By Tom Wheeler
“Tech companies have built a perfect record so far in blocking major legislation in Congress,” The Wall Street Journal observed as the final effort to pass tech-related regulation failed in the closing days of the 117th Congress. However, the same companies that spend lavishly to oppose American consumer protection efforts are buckling under as European Union (EU) rules prepare to be phased in between now and 2024.
What $100 Million Buys
A key to Big Tech’s unblemished record, The Wall Street Journal reported, was “prodigious spending on Beltway lobbying and grassroots politicking.” Advertising to influence Congress not to pass tech-related legislation exceeded $100 million, the story continued.
Much of this advertising was alarmist as opposed to factual. One television commercial by the Consumer Technology Association (CTA) warned that Congress wants to “dismantle technologies we depend on.” The ad closed with the alarmist line, “Don’t take away our tech.”
Far from taking anything away, Congress was proposing protecting children from harmful content (the Kids Online Safety Act), giving app developers and consumers more rights in app stores (the Open App Markets Act), and expanding consumer choice by prohibiting e-commerce platforms from giving preference to their own products (the American Innovation and Choice Act). That these limited actions were the best Congress could try to accomplish was, itself, the result of the ongoing advertising and lobbying blitzkrieg of tech companies.
What had appeared to be progress on legislation protecting the privacy rights of Americans was stopped by industry lobbying. After being reported out of the House Commerce Committee with a bipartisan 53-2 vote, The American Data Protection and Privacy Act never made it to the House floor.
A similar situation occurred regarding antitrust legislation. After an exhaustive House Judiciary Committee report, the opportunity for broad antitrust legislation looked hopeful when a series of bills were sent to the House floor with bipartisan support.
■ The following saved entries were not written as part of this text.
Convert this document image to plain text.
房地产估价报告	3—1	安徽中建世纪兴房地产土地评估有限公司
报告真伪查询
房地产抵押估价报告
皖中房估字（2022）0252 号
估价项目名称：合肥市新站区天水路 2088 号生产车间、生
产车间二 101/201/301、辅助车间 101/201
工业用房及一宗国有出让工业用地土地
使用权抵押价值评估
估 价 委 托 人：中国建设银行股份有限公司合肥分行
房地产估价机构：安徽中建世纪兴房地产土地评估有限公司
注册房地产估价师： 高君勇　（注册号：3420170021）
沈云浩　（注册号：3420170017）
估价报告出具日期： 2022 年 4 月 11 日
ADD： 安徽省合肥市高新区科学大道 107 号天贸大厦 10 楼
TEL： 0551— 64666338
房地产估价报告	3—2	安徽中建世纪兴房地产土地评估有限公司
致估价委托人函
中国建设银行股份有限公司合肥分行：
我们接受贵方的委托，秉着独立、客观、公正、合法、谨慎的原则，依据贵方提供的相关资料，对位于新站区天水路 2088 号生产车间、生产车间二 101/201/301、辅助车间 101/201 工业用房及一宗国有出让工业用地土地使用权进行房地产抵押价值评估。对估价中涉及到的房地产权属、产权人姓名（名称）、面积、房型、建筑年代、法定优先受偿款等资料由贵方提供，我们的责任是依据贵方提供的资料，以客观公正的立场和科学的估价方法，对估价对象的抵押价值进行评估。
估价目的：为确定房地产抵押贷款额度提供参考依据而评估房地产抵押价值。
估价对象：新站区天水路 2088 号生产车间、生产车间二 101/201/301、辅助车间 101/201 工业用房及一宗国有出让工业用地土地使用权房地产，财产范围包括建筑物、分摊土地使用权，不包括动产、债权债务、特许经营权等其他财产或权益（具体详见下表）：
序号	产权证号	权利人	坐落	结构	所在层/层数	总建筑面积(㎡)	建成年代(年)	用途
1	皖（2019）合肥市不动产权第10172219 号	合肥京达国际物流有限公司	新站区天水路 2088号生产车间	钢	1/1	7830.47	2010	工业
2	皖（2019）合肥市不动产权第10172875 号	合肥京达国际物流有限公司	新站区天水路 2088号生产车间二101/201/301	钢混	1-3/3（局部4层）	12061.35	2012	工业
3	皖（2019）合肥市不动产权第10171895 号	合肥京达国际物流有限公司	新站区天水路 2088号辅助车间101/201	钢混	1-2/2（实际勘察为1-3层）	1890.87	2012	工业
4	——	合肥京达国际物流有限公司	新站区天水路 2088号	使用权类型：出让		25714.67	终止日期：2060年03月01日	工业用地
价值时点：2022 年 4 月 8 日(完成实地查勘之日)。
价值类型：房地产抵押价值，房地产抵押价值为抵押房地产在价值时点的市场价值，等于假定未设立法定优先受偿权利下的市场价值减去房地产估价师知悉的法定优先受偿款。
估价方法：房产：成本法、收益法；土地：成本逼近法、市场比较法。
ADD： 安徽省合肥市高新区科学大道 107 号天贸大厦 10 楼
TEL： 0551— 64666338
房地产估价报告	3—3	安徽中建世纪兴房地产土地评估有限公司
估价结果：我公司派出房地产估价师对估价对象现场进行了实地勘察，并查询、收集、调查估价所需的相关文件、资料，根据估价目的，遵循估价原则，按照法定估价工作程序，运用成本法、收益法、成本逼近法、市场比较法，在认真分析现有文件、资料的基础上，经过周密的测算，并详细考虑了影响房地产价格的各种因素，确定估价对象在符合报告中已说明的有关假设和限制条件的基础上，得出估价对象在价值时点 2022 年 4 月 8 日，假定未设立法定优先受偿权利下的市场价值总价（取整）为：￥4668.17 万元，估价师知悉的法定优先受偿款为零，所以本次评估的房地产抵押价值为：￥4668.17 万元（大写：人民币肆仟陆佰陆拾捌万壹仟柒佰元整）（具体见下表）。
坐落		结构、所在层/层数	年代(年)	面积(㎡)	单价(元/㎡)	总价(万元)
Again, the bills never received a House vote.
In the Senate, both the Open App Markets and the American Innovation and Choice bills were reported by the Judiciary Committee, both with bipartisan support but died from inaction on the floor.
To achieve these results, Big Tech and its trade associations have peddled a never-ending series of incendiary messages such as:
- “Why is Congress considering legislation that makes us less safe?” another one of the CTA’s commercials This one alleged that legislation would allow “cyber warfare against the U.S.”
- “Don’t break what works” warned the Computer & Communications Industry Association (CCIA) commercial. “Congress has plans that could stop progress in its tracks, breaking the products and services you love,” the ad warned.
- In another commercial, CCIA warned the inability to preference Amazon products over competitors would destroy Amazon’s famous delivery service. “Don’t break our Prime,” the ad warns.
The Scares Didn’t Sell in Europe
While the companies were spending $100 million to block the U.S. Congress from acting, the EU has moved forward on some of the very same issues. In particular, the messaging that seemed so frightening here failed to impress the European Parliament. As a result, the EU’s recently passed Digital Markets Act (DMA) and other activities are already accomplishing for European consumers what Congress has failed to accomplish.
For example, a target of the CTA “Don’t take away our tech” commercial was the Open App Market Act, which would give app developers more rights in the Google and Apple app stores. Confronted by the EU’s DMA, however, Apple is preparing to give European iPhone and iPad consumers the ability to download third party software without using the Apple App Store (so-called “sideloading”). The company is even discussing allowing alternative app stores with alternative payment systems on its platform. Already, Apple has been forced to allow such outside services for dating apps in the Netherlands.
The CCIA “Don’t break our Prime” commercials were targeted at legislation to end Amazon’s practice of giving preference to its own products. Amazon, however, has just agreed to a settlement with EU regulators that will prohibit it from engaging in such practices. Henceforth, in the EU, Amazon will give rival products access to valuable “Buy Box” real estate on the website. In addition, Amazon agreed to not use the non-public data the platform sees when independent sellers use Amazon to compete against those sellers.
An EU regulator just issued a preliminary ruling that Meta platforms cannot tie use of its Facebook platform to its Marketplace advertising in order to disadvantage competitive ad services. Nor can the company use its terms of service to coerce users into allowing the use of third-party advertising data to target Facebook or Instagram advertising. Meta will have an opportunity to challenge the ruling.
The EU has also just adopted a “Common Charger Directive” that requires small electronic devices to be compatible with the USB-C charging plug used by most device manufacturers. This means that Apple will no longer be able to insist consumers buy its proprietary Lightning cable. “Buyers will also be able to choose whether they want to purchase new electronic equipment with or without a charging device,” the EU explained. Apple is reportedly preparing to implement the directive.
So Far Europeans Only
Thus far, the actions of American companies appear to only benefit European consumers. It will be interesting to see what Big Tech and their industry association do in the next Congress when confronted with, “You can do this to help Europeans, why not help Americans?” Scare tactic advertising won’t answer that question.
Apple, Google, Meta, and Amazon are unrestricted donors to the Brookings Institution. The findings, interpretations, and conclusions posted in this piece are solely those of the author and are not influenced by any donation.